Many shots in the film were time-consuming to make: a 35-second shot of the Blue Angels flying over the Colorado River and Yuma Desert took over four months to choreograph. Camera mounts were designed by the United States Navy for a McDonnell Douglas F-4 Phantom II piloted by Kevin O'Mara used to film the shot. Nelson Tyler spent two months developing two mounts for the camera helicopters to film front and side shots, providing smoothness as the smallest vibrations would be noticeable on IMAX. The helicopters were piloted by George Nolan, Chuck Phillips, and Adrian Brooks.
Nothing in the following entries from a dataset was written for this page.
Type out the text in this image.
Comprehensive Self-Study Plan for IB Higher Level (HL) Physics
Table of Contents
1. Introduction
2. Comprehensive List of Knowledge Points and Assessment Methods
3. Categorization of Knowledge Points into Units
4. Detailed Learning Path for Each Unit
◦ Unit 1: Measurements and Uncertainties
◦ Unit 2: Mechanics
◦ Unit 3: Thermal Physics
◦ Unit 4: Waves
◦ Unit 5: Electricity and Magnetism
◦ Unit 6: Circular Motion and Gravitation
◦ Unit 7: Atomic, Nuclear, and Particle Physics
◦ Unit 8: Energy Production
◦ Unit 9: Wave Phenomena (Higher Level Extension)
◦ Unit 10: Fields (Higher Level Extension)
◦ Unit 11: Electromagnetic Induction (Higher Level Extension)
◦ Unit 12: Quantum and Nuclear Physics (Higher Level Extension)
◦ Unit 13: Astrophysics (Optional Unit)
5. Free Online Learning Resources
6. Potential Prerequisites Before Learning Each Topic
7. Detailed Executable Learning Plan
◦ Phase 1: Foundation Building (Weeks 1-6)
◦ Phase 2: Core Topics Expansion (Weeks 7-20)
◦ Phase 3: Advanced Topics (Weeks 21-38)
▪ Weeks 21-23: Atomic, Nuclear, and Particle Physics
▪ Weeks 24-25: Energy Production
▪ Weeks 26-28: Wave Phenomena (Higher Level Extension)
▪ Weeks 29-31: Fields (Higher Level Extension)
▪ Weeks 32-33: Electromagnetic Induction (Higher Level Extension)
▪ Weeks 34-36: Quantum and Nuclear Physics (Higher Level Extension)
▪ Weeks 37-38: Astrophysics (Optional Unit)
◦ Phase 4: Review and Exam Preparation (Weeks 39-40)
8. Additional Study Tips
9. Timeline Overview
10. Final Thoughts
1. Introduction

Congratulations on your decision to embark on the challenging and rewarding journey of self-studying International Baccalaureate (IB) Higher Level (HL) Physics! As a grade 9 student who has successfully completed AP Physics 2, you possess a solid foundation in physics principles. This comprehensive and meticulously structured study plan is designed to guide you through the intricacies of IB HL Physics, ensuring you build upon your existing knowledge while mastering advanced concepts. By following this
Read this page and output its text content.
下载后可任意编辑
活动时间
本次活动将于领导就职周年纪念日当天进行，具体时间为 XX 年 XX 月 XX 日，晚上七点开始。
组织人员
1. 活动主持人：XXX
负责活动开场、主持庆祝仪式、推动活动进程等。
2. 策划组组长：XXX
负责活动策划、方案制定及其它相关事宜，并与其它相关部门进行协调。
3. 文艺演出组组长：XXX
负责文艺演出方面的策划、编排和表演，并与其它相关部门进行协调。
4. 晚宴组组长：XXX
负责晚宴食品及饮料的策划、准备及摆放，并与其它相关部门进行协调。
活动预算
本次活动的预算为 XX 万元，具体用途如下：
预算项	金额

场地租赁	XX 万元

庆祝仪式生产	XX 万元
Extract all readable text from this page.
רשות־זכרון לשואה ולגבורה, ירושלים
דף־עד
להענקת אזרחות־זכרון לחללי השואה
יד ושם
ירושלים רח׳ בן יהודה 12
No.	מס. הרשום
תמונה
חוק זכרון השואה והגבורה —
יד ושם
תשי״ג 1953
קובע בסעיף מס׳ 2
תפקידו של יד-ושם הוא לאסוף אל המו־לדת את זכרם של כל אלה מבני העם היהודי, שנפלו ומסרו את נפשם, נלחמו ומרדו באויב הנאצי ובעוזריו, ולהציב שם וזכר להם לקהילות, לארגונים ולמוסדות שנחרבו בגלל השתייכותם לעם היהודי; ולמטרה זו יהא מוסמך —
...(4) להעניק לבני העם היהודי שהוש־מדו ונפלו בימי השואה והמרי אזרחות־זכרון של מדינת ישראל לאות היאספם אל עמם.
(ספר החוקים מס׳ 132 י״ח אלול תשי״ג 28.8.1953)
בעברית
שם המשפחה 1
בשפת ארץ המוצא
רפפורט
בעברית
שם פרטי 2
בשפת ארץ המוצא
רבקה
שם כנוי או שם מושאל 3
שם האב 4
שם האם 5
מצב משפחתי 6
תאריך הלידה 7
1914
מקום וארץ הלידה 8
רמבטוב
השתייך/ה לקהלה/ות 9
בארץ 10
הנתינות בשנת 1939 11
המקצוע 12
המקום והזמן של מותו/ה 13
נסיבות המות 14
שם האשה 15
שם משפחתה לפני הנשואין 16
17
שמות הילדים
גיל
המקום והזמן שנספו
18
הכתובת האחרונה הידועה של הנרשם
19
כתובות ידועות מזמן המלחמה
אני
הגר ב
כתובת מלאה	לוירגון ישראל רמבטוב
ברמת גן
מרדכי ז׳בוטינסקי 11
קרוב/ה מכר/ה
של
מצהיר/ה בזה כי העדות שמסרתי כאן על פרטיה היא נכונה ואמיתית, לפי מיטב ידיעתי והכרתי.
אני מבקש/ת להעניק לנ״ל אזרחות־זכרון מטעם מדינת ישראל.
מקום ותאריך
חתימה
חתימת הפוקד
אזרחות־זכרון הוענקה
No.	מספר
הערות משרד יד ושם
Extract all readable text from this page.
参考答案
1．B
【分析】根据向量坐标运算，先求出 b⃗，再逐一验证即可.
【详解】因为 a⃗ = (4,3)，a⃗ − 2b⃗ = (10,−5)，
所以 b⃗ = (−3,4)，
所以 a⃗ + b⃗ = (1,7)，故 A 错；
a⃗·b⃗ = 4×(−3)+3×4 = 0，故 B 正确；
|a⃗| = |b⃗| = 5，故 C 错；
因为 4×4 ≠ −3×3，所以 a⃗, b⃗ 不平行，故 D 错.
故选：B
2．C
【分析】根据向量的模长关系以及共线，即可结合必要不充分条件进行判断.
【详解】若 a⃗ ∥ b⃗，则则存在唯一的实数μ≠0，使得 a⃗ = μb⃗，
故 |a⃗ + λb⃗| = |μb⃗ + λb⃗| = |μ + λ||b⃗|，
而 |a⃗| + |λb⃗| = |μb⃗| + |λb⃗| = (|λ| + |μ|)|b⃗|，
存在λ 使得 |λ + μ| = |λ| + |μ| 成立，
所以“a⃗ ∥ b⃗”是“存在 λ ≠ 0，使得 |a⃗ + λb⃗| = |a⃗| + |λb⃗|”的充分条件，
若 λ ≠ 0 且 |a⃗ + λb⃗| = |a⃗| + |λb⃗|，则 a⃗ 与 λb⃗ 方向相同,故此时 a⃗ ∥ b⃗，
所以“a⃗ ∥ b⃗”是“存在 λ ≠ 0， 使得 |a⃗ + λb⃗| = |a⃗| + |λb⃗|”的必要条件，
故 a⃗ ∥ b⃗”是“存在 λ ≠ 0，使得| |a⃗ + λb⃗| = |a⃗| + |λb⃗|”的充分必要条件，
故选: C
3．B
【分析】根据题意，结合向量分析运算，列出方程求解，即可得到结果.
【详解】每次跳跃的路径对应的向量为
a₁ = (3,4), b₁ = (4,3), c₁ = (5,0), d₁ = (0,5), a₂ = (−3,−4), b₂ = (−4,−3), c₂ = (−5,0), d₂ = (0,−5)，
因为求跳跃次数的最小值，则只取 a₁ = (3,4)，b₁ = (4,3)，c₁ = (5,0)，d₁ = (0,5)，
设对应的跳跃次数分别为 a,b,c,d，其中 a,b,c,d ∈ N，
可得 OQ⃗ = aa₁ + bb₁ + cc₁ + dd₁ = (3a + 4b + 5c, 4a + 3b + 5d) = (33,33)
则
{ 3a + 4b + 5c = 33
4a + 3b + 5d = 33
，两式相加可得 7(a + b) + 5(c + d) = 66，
Mounts were also made by Boeing for the Boeing 747; they used its first prototype. (Note: Attributed to multiple references:) Art Scholl's "Super Chipmunk" aircraft was used to film front shots. The Navy donated helium for the hot air balloon, thanks to the Blue Angels' presence in the film. The balloon, in shots where it actually flies, was piloted by Kurt Stehling, with whom MacGillivray has collaborated in Above San Francisco (1973).

Aerial work platforms were used to support the balloon basket and camera; two platforms supported the basket as it moved in opposing directions to heighten the illusion of flight. The balloon was decorated with 13 American flags, the number of states in the US in 1831, sewn by a vexillography shop. To create a shot in which a Sierra No. 3 train seemingly hits the camera, inspired by the allegedly jolting effects of L'Arrivée d'un train en gare de La Ciotat (1895), the crew placed a mirror in a diagonal position at the rail facing towards the camera, which imaged the mirror for a symmetrical view of the rail as the train approached and shattered it. The illusion of pilots flying was made by filming close-ups of the aircraft backdropped by the sky while the camera dawdles within a rigid camera dolly. Bob Wills flew a hang glider above the Nā Pali coastline.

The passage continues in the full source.